Ook wie niet deelneemt aan de discussie past zich daarom aan als hij bij de groep wil blijven behoren en sinds het bestaan van de televisie zijn wij dat eigenlijk bijna allemaal. Wij zijn de kinderen, vrouwen en slaven uit de Griekse oudheid die naar de volksvergadering keken waar burgers de democratische besluiten namen. Die burgers zijn in ons geval de programmaleiders van de televisie en hun gasten, de leden van het parlement, de schrijvers in de krant en wie er allemaal nog meer tot de publieke opinie door kan dringen; een kleine minderheid in elk geval.


  1. Genen bestaan uit DNA en DNA codeert voor de vorming van eiwitten. Voor zover genen het gedrag beïnvloeden, gebeurt dat op een indirecte manier. Duidelijke verbanden tussen genen en specifiek gedrag zijn vooral aangetoond bij afwijkingen: gemuteerde genen of afwezige genen die verband houden met een van de soort afwijkende vorm van gedrag. Sinds 2002 is er een Amerikaans tijdschrift Genes, Brains and Behavior dat zich hier in het bijzonder mee bezig houdt.
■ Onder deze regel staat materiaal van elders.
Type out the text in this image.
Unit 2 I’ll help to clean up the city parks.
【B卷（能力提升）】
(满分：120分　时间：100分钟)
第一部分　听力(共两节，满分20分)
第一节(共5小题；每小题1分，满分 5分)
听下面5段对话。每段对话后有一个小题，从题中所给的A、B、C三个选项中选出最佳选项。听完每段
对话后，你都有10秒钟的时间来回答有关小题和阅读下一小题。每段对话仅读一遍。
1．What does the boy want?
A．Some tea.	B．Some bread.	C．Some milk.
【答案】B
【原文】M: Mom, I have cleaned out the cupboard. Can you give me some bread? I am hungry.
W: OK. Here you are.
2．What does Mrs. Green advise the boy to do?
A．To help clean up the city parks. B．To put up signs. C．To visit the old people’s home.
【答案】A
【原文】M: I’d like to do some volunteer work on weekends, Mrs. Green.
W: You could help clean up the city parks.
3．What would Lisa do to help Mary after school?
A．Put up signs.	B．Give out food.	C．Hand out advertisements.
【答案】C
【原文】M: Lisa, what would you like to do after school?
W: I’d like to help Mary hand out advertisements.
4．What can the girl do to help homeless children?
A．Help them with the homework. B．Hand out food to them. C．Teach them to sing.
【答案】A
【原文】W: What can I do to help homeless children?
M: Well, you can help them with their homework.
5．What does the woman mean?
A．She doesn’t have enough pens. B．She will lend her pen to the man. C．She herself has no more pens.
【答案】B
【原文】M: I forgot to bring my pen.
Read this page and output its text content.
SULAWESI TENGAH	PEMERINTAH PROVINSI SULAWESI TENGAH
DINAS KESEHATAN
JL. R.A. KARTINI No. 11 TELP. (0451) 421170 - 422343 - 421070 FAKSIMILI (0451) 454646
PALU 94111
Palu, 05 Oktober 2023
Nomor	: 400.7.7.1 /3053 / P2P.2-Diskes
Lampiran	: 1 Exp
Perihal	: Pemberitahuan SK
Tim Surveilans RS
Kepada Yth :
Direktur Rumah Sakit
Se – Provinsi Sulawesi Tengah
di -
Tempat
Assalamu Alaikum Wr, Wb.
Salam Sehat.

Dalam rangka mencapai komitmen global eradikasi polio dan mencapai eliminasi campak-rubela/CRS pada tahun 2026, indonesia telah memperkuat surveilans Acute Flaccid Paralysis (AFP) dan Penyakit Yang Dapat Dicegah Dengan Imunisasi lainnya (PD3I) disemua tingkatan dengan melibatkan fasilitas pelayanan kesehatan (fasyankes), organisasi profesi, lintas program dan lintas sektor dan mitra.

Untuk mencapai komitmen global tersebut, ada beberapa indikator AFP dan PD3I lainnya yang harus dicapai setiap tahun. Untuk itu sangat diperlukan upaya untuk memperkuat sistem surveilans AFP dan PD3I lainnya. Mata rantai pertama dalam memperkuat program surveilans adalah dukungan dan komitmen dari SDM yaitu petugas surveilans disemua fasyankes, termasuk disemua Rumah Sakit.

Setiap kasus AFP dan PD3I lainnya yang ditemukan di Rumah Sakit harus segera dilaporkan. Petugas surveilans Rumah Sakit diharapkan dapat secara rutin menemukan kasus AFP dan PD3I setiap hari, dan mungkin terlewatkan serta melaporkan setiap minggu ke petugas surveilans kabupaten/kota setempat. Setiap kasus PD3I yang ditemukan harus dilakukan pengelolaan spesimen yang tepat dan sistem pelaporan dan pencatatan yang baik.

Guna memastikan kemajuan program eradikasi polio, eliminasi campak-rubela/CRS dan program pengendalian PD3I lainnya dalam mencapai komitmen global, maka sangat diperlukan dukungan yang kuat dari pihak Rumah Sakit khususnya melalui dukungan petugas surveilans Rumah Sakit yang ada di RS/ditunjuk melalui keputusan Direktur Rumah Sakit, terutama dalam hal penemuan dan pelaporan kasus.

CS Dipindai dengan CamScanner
Dit artikel over de omvang van groepen verscheen eerder op het Blog van Toon Kasdorp

1 reactie

  1. BegrensEuropa! schreef:

    “Een verkeerde beslissing is meestal beter dan geen beslissing” is een interessante stelling. Een aantal beslissingen van Rutte III laten dringend op zich wachten. Ik noem een paar voorbeelden: 1. onmiddellijk moratorium op asielaanvragen; 2. onmiddellijke uitbreiding van de intensive care capaciteit; 3. correct uitgevoerde energietransitie (met kernenergie, aardgas, en waterstof); 4. volledige hervatting woningbouw; 5. volledig herstel democratie naar het niveau van voor 2005. Dit zijn urgente beslissingen, waar vrijwel iedereen het over eens is. De groenlinks-angeheuchte minderheidsgroep mag deze besluitvorming niet langer gijzelen. We zijn lang genoeg in de doorgeschoten narratieven ervan meegegaan. Nu gewoon even doorpakken en klaar is kees.